Singin’ in the Rain — a musical set in Hollywood during the uncertain transition from silent films to “talking pictures” — also stars Jeremy Benton as leading man Don Lockwood, Lyn Cramer as studio head RF Simpson, Lexi Windsor as vocally challenged leading lady Lina Limont and Tatum Grace Ludlam as Kathy Seldon, a ringer musical director Brown brings in to serve as Limont’s singing voice.

Yoder said serving as the dance captain under choreographer Kelli Barclay in a production of the musical helped him through a difficult transition period in his own life following the death of his mother, who he called his “biggest cheerleader.”

“It kind of took me out of my funk, and it kind of took me out of my sad place,” Yoder said. “And so this show, no matter what or how I perform in it, or what I do, it will always have a special place in my heart.”

For laughs

click to enlarge Legendary Rain
Lyric Theatre / provided
Jeremy Benton plays Don Lockwood in Lyric Theatre’s production of Singin’ in the Rain.
Yoder, who studied theater at Oklahoma City University, said Lyric Theatre also holds a special place in his heart as the first professional theater he ever worked in, and he hopes he does a better job in the role of Brown than he did for Marriott Theatre.

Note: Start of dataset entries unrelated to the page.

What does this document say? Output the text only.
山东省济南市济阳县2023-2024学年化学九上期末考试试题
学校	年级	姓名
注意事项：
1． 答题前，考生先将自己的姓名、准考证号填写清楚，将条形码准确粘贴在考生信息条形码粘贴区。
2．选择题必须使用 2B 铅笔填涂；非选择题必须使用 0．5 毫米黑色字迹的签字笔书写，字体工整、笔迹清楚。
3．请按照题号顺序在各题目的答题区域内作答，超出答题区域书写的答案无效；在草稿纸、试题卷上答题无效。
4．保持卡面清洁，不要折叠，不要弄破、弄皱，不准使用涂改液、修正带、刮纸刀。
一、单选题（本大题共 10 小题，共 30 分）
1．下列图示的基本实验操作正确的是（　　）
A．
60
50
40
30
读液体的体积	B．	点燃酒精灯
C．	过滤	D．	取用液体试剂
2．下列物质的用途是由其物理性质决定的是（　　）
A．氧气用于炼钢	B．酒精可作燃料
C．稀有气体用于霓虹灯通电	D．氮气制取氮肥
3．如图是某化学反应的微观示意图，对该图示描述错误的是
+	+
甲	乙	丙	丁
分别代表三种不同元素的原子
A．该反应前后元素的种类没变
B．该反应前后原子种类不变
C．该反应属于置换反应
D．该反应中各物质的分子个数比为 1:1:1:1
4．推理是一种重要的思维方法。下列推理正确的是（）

“The last time that I did it, which was also my first time I did it, I came to the first day of rehearsal; I had everything memorized; I packed my lunch early; I did everything that you could possibly think of,” Yoder said. “And I was like, ‘This is exactly how I’m going to say it, and this is exactly how I’m going to do it.’ And then you realize that once you start doing that so much, it kind of takes the life out of the character. … Going back and looking at some of the videos, I was very proud of the work that I did, but I was a little stiff. And so I’m excited this time around that I have it under my belt to kind of enjoy it a little bit more and know that I don’t need to pressure myself.”

In his review of the 1952 film, Roger Ebert called “Make ’em Laugh,” featuring O’Connor as Brown, “one of the most amazing dance sequences ever filmed.”

“He wrestles with a dummy, runs up walls and does backflips, tosses his body around like a rag doll, turns cartwheels on the floor, runs into a brick wall and a lumber plank and crashes through a backdrop,” Ebert wrote.

Yoder was originally afraid he would not be able to give audiences that same kind of joy.

“I started getting nervous,” Yoder said, “because I was like, ‘Wait. What if they don’t think I’m funny enough? What am I going to do? What if I say a joke and nobody laughs?’ and things like that. Then that just makes it worse. And then you’re tentative when you’re going out there and you’re in your head a lot. I’ve learned that you just kind of got to let it go because not everybody’s going to think you’re funny all the time. … All you can do is try your best and see what works. Sometimes there are things that definitely do not work, and a good comedian is somebody that can edit.”

Working in the ensemble for the recent Broadway revival of Hello, Dolly! and having the opportunity to watch Bette Midler in the title role taught Yoder an important lesson about making ’em laugh.

“One thing that I’ve noticed is that everything is steeped within truth,” Yoder said. “Even if it’s big, it’s still truth.”